В этот момент в дверь кабинета легонько постучали, и в приоткрытую дверь заглянула сестра Сен-Тома.
– Матушка, не желаете ли вы, чтобы я подала вам и вашей гостье чаю?
– Нет, спасибо, сестра Сен-Тома, но вы могли бы нам помочь. Посмотрите на этот снимок. Возможно, вы знаете сестру, позирующую вместе с классом. Это было четыре года назад.
Желая оказаться полезной, послушница охотно согласилась. Она внимательно всмотрелась в лицо монахини.
– Да это же сестра Сент-Бландин! Я как раз уходила из монастыря в Перибонке, когда она приступала к своим обязанностям там.
– Ах! В Перибонке есть монастырь? – тихо спросила взволнованная Жасент.
– Это скромное учреждение, не слишком комфортное в период долгих зимних месяцев, – призналась сестра Сен-Тома. – Там я заболела, и это заставило меня вернуться в Шикутими, где наши милые сестры из Нотр-Дам-дю-Бон-Консей поставили меня на ноги.

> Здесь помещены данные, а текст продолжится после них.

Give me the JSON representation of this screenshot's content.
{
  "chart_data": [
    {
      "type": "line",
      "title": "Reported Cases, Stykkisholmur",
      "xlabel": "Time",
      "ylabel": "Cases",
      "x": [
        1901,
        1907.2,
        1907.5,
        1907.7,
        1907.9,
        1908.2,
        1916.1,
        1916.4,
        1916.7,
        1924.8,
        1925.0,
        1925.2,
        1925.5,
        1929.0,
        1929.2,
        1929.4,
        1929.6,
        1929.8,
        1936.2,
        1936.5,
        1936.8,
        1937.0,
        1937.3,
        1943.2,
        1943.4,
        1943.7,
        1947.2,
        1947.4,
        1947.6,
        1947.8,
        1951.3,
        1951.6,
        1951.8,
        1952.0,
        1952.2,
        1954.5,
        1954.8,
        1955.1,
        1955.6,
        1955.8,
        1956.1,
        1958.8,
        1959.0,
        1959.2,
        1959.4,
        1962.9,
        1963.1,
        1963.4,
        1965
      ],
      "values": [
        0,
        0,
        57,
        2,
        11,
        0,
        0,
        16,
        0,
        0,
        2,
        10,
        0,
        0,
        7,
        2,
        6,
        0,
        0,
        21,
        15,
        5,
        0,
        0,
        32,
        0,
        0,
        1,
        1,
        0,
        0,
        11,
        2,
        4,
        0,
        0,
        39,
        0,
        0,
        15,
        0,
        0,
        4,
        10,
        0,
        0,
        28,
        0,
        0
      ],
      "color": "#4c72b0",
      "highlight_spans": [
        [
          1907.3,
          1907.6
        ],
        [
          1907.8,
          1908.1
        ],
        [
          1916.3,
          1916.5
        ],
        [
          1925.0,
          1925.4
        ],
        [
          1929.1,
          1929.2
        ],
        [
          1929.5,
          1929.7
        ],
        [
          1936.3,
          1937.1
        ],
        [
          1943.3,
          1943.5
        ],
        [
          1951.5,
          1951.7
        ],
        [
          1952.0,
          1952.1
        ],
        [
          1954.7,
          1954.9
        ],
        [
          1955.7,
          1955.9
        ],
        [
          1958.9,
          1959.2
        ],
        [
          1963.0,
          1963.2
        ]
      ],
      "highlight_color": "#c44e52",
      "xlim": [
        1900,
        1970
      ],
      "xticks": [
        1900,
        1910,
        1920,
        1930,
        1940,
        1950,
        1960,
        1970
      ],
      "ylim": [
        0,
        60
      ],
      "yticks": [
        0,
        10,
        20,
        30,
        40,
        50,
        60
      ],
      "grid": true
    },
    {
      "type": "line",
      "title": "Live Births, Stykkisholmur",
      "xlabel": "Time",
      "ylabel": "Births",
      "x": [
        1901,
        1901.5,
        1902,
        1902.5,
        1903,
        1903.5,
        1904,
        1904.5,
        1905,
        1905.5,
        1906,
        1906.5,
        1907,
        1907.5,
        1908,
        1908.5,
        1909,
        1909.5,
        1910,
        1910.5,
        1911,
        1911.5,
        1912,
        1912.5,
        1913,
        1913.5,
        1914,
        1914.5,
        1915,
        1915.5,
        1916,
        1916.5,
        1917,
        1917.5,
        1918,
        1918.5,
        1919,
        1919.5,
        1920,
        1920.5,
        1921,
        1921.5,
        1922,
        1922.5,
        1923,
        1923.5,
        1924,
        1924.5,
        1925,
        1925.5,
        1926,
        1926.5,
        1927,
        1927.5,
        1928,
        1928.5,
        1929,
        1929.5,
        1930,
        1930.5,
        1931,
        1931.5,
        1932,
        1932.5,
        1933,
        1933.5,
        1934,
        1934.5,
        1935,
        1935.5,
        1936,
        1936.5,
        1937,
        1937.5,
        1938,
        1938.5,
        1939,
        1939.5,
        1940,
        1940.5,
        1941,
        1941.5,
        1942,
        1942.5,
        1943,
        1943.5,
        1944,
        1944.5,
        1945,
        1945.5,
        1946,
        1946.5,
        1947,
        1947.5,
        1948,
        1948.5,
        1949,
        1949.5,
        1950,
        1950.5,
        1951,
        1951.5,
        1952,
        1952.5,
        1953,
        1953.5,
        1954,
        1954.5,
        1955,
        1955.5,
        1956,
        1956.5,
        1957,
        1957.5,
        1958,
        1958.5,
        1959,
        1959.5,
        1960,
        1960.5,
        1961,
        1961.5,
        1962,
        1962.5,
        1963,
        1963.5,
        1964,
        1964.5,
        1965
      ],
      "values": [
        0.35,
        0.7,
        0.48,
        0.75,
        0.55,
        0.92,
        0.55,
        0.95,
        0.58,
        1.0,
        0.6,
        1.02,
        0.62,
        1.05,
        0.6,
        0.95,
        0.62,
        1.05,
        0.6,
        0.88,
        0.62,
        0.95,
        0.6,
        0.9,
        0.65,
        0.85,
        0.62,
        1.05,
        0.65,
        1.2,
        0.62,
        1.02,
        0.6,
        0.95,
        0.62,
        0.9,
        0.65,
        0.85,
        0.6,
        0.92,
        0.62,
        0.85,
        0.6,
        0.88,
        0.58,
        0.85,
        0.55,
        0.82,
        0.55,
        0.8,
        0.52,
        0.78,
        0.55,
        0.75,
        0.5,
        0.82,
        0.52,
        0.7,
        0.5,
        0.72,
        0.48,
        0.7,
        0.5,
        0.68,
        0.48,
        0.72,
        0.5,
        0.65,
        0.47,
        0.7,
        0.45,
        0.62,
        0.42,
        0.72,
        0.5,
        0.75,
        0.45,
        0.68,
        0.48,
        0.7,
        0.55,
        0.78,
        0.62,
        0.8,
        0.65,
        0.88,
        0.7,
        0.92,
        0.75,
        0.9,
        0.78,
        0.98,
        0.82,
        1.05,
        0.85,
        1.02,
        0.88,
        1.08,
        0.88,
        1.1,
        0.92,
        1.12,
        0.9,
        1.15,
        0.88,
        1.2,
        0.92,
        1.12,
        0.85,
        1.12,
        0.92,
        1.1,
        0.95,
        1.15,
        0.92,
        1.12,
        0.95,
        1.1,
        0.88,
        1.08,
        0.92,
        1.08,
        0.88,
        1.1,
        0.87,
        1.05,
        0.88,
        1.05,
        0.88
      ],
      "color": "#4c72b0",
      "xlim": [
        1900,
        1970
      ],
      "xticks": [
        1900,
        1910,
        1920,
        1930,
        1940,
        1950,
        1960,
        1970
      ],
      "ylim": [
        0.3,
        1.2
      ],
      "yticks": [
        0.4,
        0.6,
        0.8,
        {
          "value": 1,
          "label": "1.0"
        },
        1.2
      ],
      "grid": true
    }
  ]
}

Крайне взволнованная, Жасент поднялась. Необходимость путешествия в Перибонку казалась теперь еще более очевидной. Эмма могла умышленно укрыться на другом конце озера, если знала, что может найти поддержку у сестры Сент-Бландин.
– Благодарю вас от всего сердца! – воскликнула она. – Правила приличия обязывают меня не раскрывать вам конкретной причины, толкающей меня на эти поиски.
Настоятельница и послушница пристально смотрели на Жасент одинаково заинтригованными взглядами.
– Вы никоим образом не обязаны этого делать, мадемуазель Клутье, – важным тоном заверила преподобная матушка. – Да хранит вас Господь, дитя мое.
«Карты не ошиблись, я поговорю об этом с Матильдой», – думала Жасент по пути из обители.